Third, the variance of depressive symptoms exceeded the mean, making Poisson regression inappropriate. Therefore, we used quasi-Poisson regression, which allows the variance to differ from the mean and provides more reliable estimates.

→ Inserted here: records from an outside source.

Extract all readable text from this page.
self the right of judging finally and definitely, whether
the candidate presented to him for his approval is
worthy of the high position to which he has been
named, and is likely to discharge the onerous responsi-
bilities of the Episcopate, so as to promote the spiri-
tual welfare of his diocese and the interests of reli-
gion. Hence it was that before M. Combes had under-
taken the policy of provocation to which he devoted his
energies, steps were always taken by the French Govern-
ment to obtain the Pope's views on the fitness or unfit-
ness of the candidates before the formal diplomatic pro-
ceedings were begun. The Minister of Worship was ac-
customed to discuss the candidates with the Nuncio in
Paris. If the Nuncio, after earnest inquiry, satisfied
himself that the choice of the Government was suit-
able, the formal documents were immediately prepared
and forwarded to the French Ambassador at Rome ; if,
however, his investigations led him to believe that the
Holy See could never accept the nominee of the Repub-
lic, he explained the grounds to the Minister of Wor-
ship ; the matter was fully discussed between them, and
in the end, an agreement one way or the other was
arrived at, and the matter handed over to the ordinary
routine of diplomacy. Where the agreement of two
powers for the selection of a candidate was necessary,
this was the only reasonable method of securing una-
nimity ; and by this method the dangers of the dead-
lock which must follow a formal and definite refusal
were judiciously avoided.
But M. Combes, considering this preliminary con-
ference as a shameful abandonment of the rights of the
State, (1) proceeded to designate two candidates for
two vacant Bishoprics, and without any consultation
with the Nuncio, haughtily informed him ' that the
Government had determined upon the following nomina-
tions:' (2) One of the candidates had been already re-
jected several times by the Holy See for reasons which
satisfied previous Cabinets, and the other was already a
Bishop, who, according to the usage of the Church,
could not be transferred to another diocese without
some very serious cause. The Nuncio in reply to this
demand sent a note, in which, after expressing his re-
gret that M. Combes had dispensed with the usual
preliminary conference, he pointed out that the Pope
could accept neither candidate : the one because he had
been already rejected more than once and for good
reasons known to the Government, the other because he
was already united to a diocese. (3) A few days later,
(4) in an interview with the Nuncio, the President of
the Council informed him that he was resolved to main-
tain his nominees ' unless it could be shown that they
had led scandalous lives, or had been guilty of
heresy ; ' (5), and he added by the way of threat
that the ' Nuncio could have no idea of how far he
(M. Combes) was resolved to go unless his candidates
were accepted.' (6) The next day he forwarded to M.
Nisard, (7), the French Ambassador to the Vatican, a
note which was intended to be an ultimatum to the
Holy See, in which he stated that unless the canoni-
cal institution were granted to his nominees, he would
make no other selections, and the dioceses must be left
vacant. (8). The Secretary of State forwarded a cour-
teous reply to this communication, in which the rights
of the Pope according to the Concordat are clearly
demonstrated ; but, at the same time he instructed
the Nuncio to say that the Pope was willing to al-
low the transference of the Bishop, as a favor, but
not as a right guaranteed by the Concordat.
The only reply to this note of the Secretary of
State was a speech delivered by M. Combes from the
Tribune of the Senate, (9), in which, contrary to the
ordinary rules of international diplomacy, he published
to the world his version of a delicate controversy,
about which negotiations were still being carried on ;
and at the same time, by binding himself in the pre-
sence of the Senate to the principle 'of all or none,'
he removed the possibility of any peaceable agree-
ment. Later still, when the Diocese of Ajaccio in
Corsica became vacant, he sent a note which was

R version 4.4.1 (R Foundation for Statistical Computing, Vienna, Austria) was used to analyze the data and perform descriptive statistics for each variable. LCAs were performed using Mplus version 8.3.

Results

Evaluation and selection of the LCA model

Table 1 presents the LPA fit indices from 1-class to 6-class models. We selected the three-class model for the following reasons: Firstly, it demonstrated optimal performance in terms of AIC (14993.63) and BIC (15119.38), showing relatively low values among all models. Secondly, the three-class model has a robust entropy value (0.816), indicating good classification quality. Thirdly, the three-class model showed a clear distinction with meaningful class proportions (51.42%/36.07%/12.50%), where all classes exceeded 5% of the sample size. In contrast, both the four-class and five-class models included at least one class comprising < 5% of the sample.

Table 1.

Fit statistics results of the LCA.

Model	AIC	BIC	aBIC	Entropy	LMR (p)	BLRT (p)	Class proportion (%)
1	19,320.43	19,358.15	19,339.09	–	–	–	–
2	15,282.35	15,364.09	15,322.78	0.859	<0.001	<0.001	66.36/33.63
3	14,993.63	15,119.38	15,055.83	0.816	<0.001	<0.001	51.42/36.07/12.50
4	14,978.77	15,148.54	15,062.74	0.812	<0.001	0.012	49.15/2.40/36.83/11.59
5	14,987.56	15,201.34	15,093.30	0.597	0.371	0.561	49.10/11.59/2.41/0.05/36.83
6	14,996.98	15,254.77	15,124.50	0.603	0.365	0.601	0.05/3.89/9.13/20.42/2.41/64.07

Note. LCA: latent class analysis; AIC: Akaike information criterion; BIC: Bayesian information criterion; aBIC: adjusted BIC; LMR: Lo–Mendell–Rubin adjusted likelihood ratio test; BLRT: bootstrapped likelihood ratio test.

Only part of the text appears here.